At this point the audience erupted into uncontrollable laughter, as every member of the TLR was aware that Vickie Vargas had both a law degree and a medical degree not to mention an undergraduate baccalaureate. As soon as the laughter died down Vickie completed her sentence, "and I can assure you based on my experience, that sadly there are lots of not so smart male students enrolled in our universities."

Then she continued, "Of course we are entitled to surmise that perhaps not everyone of Vivian's participants to her Messalina like event was taken in by the premise that it was an authentic CIA recruitment procedure. Most likely those less gullible agreed to participate anyway because what was required of them was not too onerous nor distasteful. Besides they no doubt subscribed to a theory prevalent in the minds of most unattached straight men: 'that a fuck is a fuck not to be so lightly shunned when the opportunity presents itself'. At least as a woman I've come to believe that such is the mind set of every straight male. Then again I may be wrong, but I've yet to be disabused of that notion."

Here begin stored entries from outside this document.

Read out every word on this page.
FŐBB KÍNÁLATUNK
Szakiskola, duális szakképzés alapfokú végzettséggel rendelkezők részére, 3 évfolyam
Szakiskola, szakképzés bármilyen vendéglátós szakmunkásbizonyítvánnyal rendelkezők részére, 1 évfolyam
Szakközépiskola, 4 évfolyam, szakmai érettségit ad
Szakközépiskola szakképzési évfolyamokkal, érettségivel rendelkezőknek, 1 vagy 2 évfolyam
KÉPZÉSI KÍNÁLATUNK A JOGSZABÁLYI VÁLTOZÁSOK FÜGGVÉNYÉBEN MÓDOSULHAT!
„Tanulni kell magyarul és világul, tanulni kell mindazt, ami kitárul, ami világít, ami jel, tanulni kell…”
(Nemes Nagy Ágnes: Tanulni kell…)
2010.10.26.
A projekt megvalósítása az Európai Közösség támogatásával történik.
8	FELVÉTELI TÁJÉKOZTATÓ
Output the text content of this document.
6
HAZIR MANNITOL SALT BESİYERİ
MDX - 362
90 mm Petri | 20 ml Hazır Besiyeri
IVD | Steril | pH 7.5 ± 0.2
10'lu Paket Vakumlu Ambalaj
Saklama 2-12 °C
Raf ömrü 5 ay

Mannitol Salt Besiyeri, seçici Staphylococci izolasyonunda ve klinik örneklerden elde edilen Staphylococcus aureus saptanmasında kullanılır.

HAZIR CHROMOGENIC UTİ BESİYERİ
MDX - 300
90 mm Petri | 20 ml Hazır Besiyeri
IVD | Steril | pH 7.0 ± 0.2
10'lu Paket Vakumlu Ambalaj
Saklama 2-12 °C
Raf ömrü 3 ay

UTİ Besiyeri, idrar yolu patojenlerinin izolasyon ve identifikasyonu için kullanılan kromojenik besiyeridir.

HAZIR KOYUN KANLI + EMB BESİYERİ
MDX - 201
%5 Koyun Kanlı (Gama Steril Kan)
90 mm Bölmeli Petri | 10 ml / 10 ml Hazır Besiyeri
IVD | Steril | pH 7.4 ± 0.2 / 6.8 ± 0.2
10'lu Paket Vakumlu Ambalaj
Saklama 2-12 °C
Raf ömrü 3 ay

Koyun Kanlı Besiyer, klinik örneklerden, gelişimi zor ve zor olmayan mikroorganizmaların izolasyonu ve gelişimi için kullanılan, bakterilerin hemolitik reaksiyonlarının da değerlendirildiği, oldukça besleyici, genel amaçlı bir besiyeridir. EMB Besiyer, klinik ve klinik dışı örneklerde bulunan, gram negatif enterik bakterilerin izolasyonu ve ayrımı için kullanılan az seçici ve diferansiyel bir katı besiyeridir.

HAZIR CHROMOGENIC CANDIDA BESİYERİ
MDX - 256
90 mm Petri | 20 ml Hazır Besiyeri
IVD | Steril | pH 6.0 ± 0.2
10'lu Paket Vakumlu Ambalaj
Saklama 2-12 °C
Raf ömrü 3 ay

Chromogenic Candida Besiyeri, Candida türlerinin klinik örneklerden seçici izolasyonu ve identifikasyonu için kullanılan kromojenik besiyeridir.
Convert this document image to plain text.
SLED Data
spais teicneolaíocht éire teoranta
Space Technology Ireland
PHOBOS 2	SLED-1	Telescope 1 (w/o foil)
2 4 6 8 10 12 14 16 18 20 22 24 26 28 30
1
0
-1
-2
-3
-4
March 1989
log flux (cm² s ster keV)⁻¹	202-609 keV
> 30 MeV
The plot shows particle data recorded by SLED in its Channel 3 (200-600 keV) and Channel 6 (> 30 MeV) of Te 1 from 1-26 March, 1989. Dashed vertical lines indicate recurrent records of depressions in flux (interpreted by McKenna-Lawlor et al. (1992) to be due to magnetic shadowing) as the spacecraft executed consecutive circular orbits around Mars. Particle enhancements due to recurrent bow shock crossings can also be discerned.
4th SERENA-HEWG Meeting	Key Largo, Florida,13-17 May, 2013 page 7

Again, more laughter ensued before Vickie continued with her introductory address. She said, "Whatever the motivations of Vivian's student partners in her Messalina orgy, with the help of four of her male friends, twenty-one other male students agreed to participate in the supposed Vivian's CIA application test. Now two of those assisting friends were Vivian's regular fuck buddies during that particular college year, so naturally they were in from the get go. The other two assisting male friends happened to be gay. Nevertheless, they agreed to participate in fulfilling our dear Vivian's exotic quest to achieve a tremendous sexual feat worthy of a Roman Empress.

"Incidentally, Vivian has previously confided to me that while in law school she also had sexual relations with two other gay men. And of course, in this afternoon's contest we saw evidence that Vivian was not exactly shy in participating in some hot girl-on-girl sex. So, I guess one can say Vivian Laaning is an all round sexual animal not discriminating at all."

During the ensuing laughter, Chloe Hamilton sitting on bed 'B' was getting perturbed. Her nose was out of joint, because she sensed that Vickie's introduction of Vivian was far lengthier and more drawn out that that of hers. Thus, she shouted out, "Well, that's all well and good. But has she ever fucked Stefani, our own shemale member. I fucked Stefani at my very first orgy attendance and a couple of times since."

Vivian replied, "No I haven't since our paths have never yet crossed. But now that you've mentioned it, I'm sure to endeavor to make it happen. I wouldn't want such shortcoming to mar my all encompassing sexual history."